Idk that I agree cross origin iframes would be a leak. It's the user's data not the sites, and from that perspective the site can already send it cross origin. So why would this API be any different?

I agree that fencedframes should be completely separate. I think the portals discussion is rather academic given their development seems to have stalled, having said that I'm not overly familiar with them so unsure whether it should behave like a cross origin iframe or a fenced frame.

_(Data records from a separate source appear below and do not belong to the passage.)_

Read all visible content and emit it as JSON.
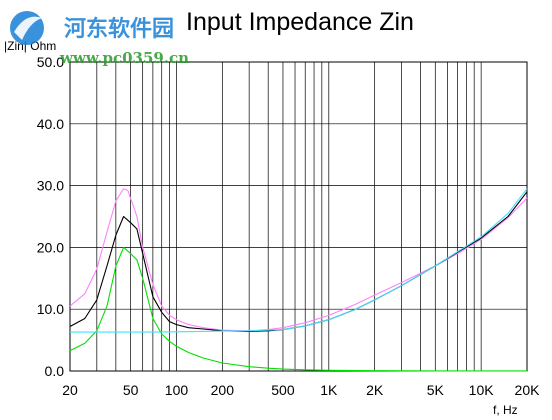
{
  "watermark": {
    "name": "河东软件园",
    "url": "www.pc0359.cn"
  },
  "chart_data": {
    "type": "line",
    "title": "Input Impedance Zin",
    "ylabel": "|Zin| Ohm",
    "xlabel": "f, Hz",
    "xscale": "log",
    "xlim": [
      20,
      20000
    ],
    "ylim": [
      0,
      50
    ],
    "grid": true,
    "legend": "none",
    "x_tick_labels": [
      {
        "value": 20,
        "label": "20"
      },
      {
        "value": 50,
        "label": "50"
      },
      {
        "value": 100,
        "label": "100"
      },
      {
        "value": 200,
        "label": "200"
      },
      {
        "value": 500,
        "label": "500"
      },
      {
        "value": 1000,
        "label": "1K"
      },
      {
        "value": 2000,
        "label": "2K"
      },
      {
        "value": 5000,
        "label": "5K"
      },
      {
        "value": 10000,
        "label": "10K"
      },
      {
        "value": 20000,
        "label": "20K"
      }
    ],
    "y_tick_labels": [
      {
        "value": 0,
        "label": "0.0"
      },
      {
        "value": 10,
        "label": "10.0"
      },
      {
        "value": 20,
        "label": "20.0"
      },
      {
        "value": 30,
        "label": "30.0"
      },
      {
        "value": 40,
        "label": "40.0"
      },
      {
        "value": 50,
        "label": "50.0"
      }
    ],
    "series": [
      {
        "color": "#ff80ff",
        "x": [
          20,
          25,
          30,
          35,
          40,
          45,
          48,
          55,
          60,
          70,
          80,
          90,
          100,
          120,
          150,
          200,
          300,
          400,
          500,
          700,
          1000,
          1500,
          2000,
          3000,
          5000,
          7000,
          10000,
          15000,
          20000
        ],
        "y": [
          10.5,
          12.5,
          16.5,
          22.5,
          27.5,
          29.5,
          29.2,
          25,
          20,
          14,
          10.5,
          9,
          8.3,
          7.5,
          7,
          6.6,
          6.5,
          6.7,
          7,
          7.8,
          9,
          10.8,
          12.3,
          14.3,
          17,
          19,
          21.3,
          24.8,
          28
        ]
      },
      {
        "color": "#000000",
        "x": [
          20,
          25,
          30,
          35,
          40,
          45,
          50,
          55,
          60,
          70,
          80,
          90,
          100,
          120,
          150,
          200,
          300,
          400,
          500,
          700,
          1000,
          1500,
          2000,
          3000,
          5000,
          7000,
          10000,
          15000,
          20000
        ],
        "y": [
          7.2,
          8.5,
          11.5,
          17,
          22,
          25,
          24,
          23,
          19,
          12,
          9.5,
          8,
          7.5,
          7,
          6.8,
          6.5,
          6.4,
          6.5,
          6.7,
          7.3,
          8.3,
          10,
          11.5,
          13.8,
          17,
          19.2,
          21.5,
          25,
          29
        ]
      },
      {
        "color": "#00e000",
        "x": [
          20,
          25,
          30,
          35,
          40,
          45,
          50,
          55,
          60,
          70,
          80,
          90,
          100,
          120,
          150,
          200,
          300,
          400,
          500,
          700,
          1000,
          1500,
          2000,
          3000,
          5000,
          10000,
          20000
        ],
        "y": [
          3.3,
          4.5,
          6.5,
          10.5,
          17,
          20,
          19,
          18,
          15,
          8.5,
          6,
          4.8,
          4,
          3,
          2.1,
          1.3,
          0.7,
          0.45,
          0.3,
          0.2,
          0.12,
          0.07,
          0.05,
          0.03,
          0.02,
          0.01,
          0.01
        ]
      },
      {
        "color": "#40e0ff",
        "x": [
          20,
          30,
          50,
          70,
          100,
          150,
          200,
          300,
          500,
          700,
          1000,
          1500,
          2000,
          3000,
          5000,
          7000,
          10000,
          15000,
          20000
        ],
        "y": [
          6.3,
          6.3,
          6.3,
          6.3,
          6.35,
          6.4,
          6.45,
          6.5,
          6.7,
          7.3,
          8.3,
          10,
          11.5,
          13.8,
          17,
          19.3,
          21.7,
          25.5,
          29.5
        ]
      }
    ]
  }
}
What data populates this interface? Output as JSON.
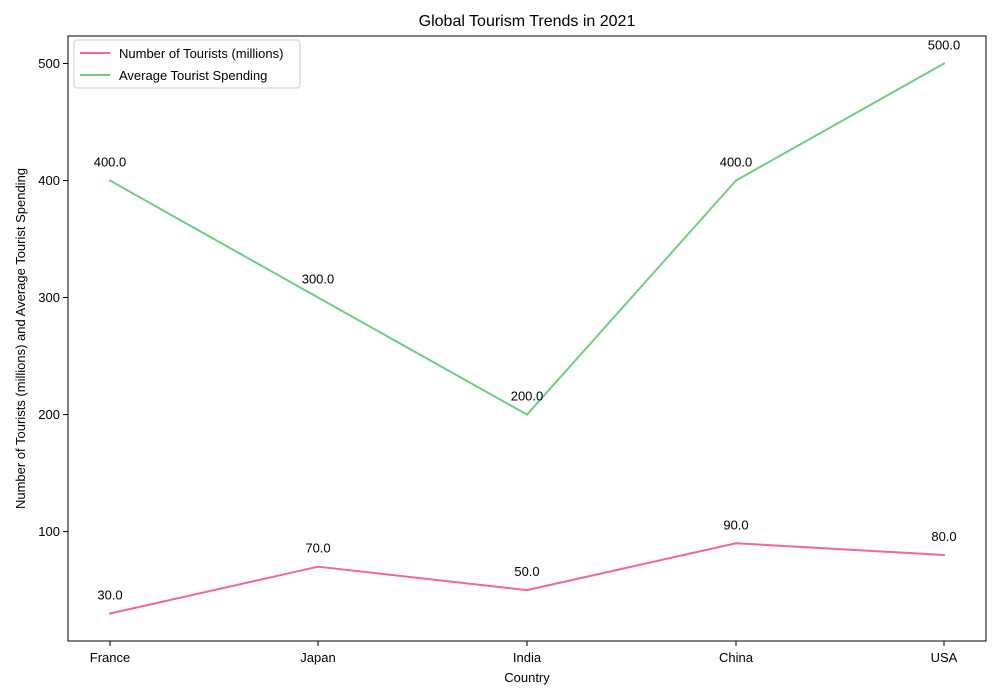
{
  "chart_data": {
    "type": "line",
    "title": "Global Tourism Trends in 2021",
    "xlabel": "Country",
    "ylabel": "Number of Tourists (millions) and Average Tourist Spending",
    "categories": [
      "France",
      "Japan",
      "India",
      "China",
      "USA"
    ],
    "series": [
      {
        "name": "Number of Tourists (millions)",
        "values": [
          30.0,
          70.0,
          50.0,
          90.0,
          80.0
        ],
        "labels": [
          "30.0",
          "70.0",
          "50.0",
          "90.0",
          "80.0"
        ],
        "color": "#f0698f"
      },
      {
        "name": "Average Tourist Spending",
        "values": [
          400.0,
          300.0,
          200.0,
          400.0,
          500.0
        ],
        "labels": [
          "400.0",
          "300.0",
          "200.0",
          "400.0",
          "500.0"
        ],
        "color": "#6ccf84"
      }
    ],
    "yticks": [
      "100",
      "200",
      "300",
      "400",
      "500"
    ],
    "ylim": [
      6.5,
      523.5
    ],
    "grid": false,
    "legend_position": "upper-left"
  }
}
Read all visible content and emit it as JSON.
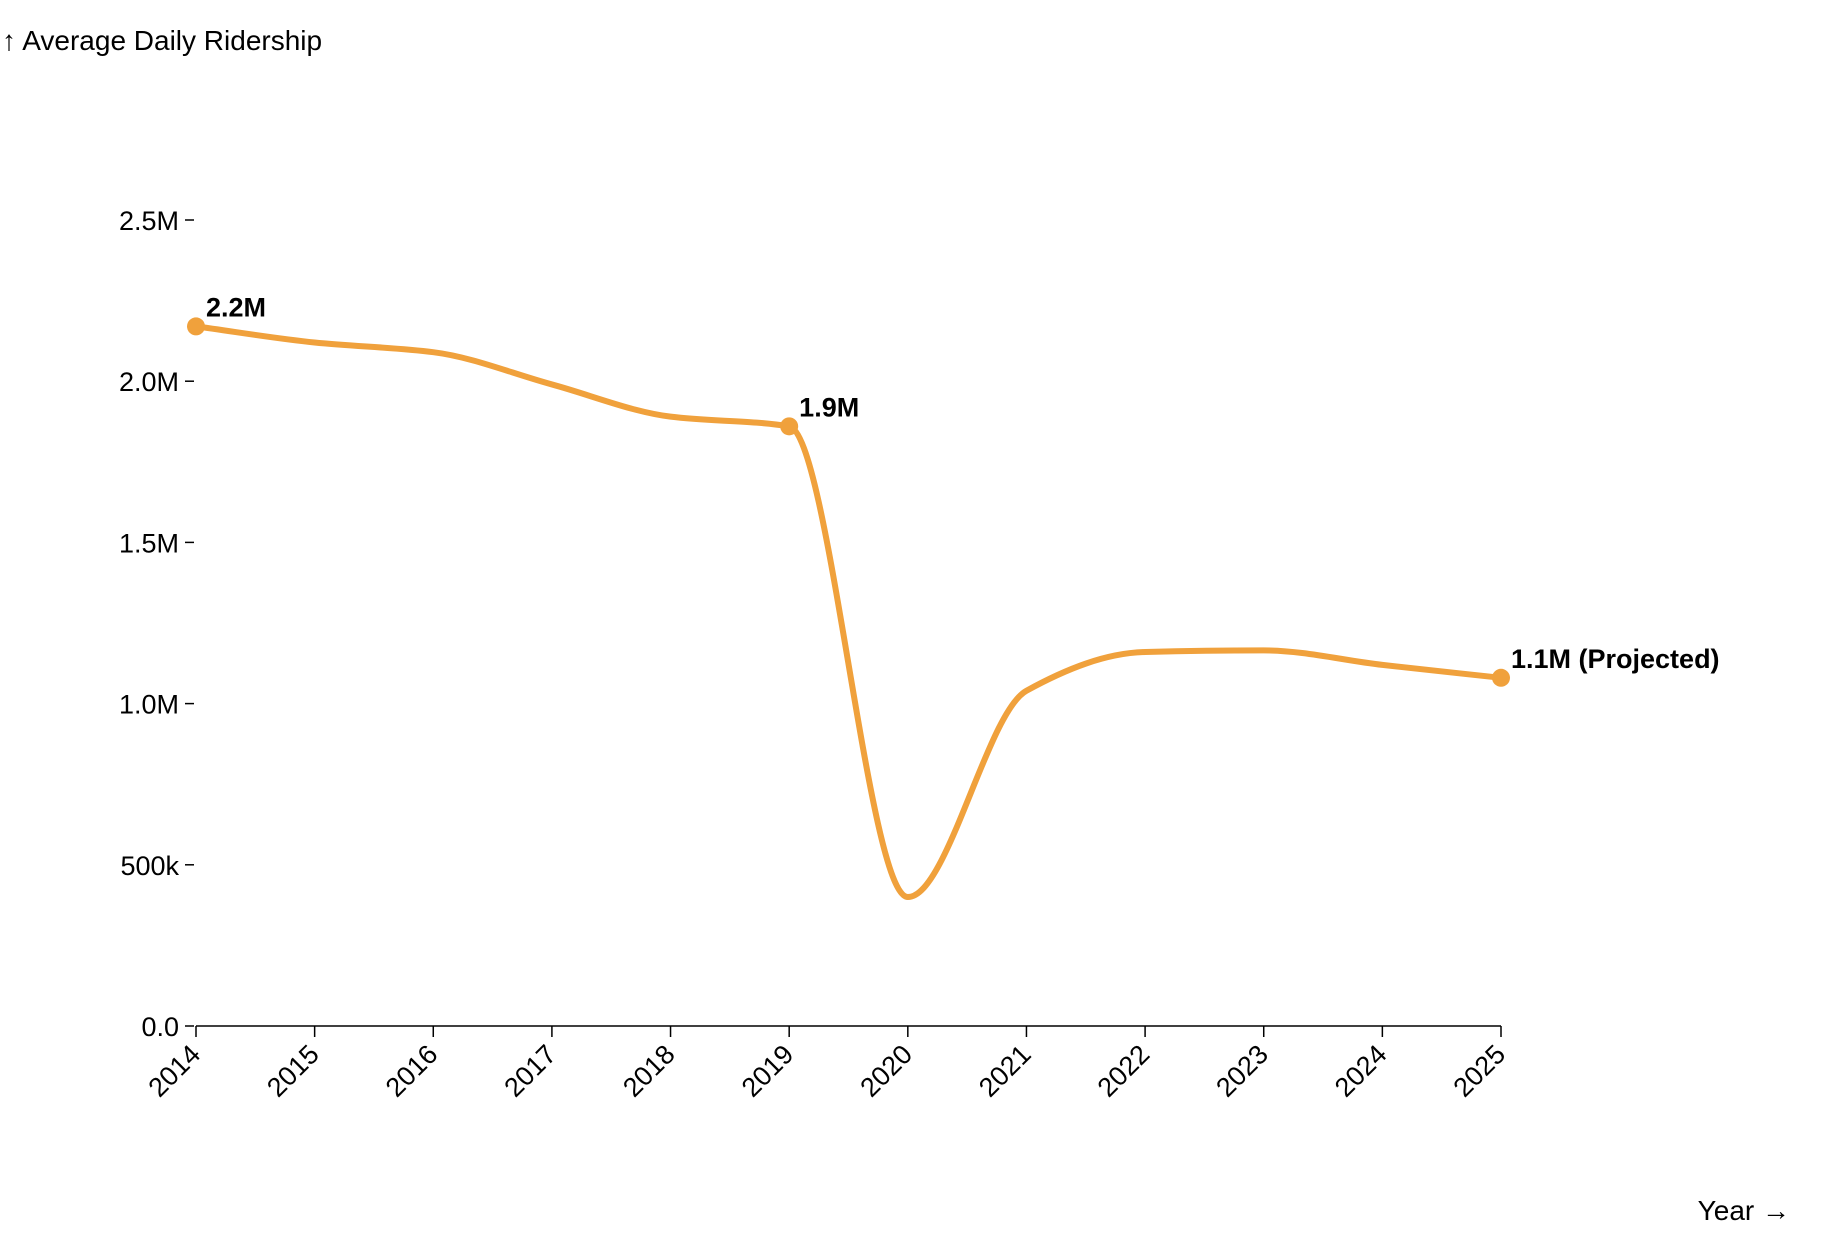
{
  "chart_data": {
    "type": "line",
    "title": "",
    "ylabel": "↑ Average Daily Ridership",
    "xlabel": "Year →",
    "ylim": [
      0,
      2500000
    ],
    "y_ticks": [
      {
        "value": 0,
        "label": "0.0"
      },
      {
        "value": 500000,
        "label": "500k"
      },
      {
        "value": 1000000,
        "label": "1.0M"
      },
      {
        "value": 1500000,
        "label": "1.5M"
      },
      {
        "value": 2000000,
        "label": "2.0M"
      },
      {
        "value": 2500000,
        "label": "2.5M"
      }
    ],
    "x": [
      "2014",
      "2015",
      "2016",
      "2017",
      "2018",
      "2019",
      "2020",
      "2021",
      "2022",
      "2023",
      "2024",
      "2025"
    ],
    "series": [
      {
        "color": "#f0a13c",
        "values": [
          2170000,
          2120000,
          2090000,
          1990000,
          1890000,
          1860000,
          400000,
          1040000,
          1160000,
          1165000,
          1120000,
          1080000
        ]
      }
    ],
    "annotations": [
      {
        "x": "2014",
        "value": 2170000,
        "label": "2.2M"
      },
      {
        "x": "2019",
        "value": 1860000,
        "label": "1.9M"
      },
      {
        "x": "2025",
        "value": 1080000,
        "label": "1.1M (Projected)"
      }
    ],
    "grid": false,
    "legend": "none"
  }
}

josephrocca commented 6 days ago

I have two use cases, in case it helps with thinking about this issue:

  1. I have a JSBin/CodePen/Scratch-like platform, where the dev's code runs within a sandboxed cross-origin iframe. I'm trying to encourage devs to make their applications support dark mode. I'd like to have a dark mode toggle within the top-level document so the dev can very easily test their application's dark and light mode as they modify their CSS (i.e. instant switch/toggle which controls the cross-origin child, rather than e.g. full reload required, or having to change their OS-level settings).
  2. However, for the dev to be able to add an easy dark mode toggle for users of their site/application, they'd have their own toggle in their application. But a key point here is that the application runs inside a sandboxed cross-origin iframe even when users are viewing it. This is needed for security of top-level user accounts. So, independent of the parent iframe, the sandboxed, cross-origin, child iframe should be able to use the Web Preferences API (i.e. it ideally should not have to "ask" the parent to change it, though it wouldn't be a dealbreaker for me if it did need to ask the parent, since I could implement a "hack" on top of the API in the child frame, which uses postMessage to the parent behind the scenes).

I'm not sure if these examples do touch upon any important questions here, but I figured I'd add them just in case. Thanks for your work on this proposal!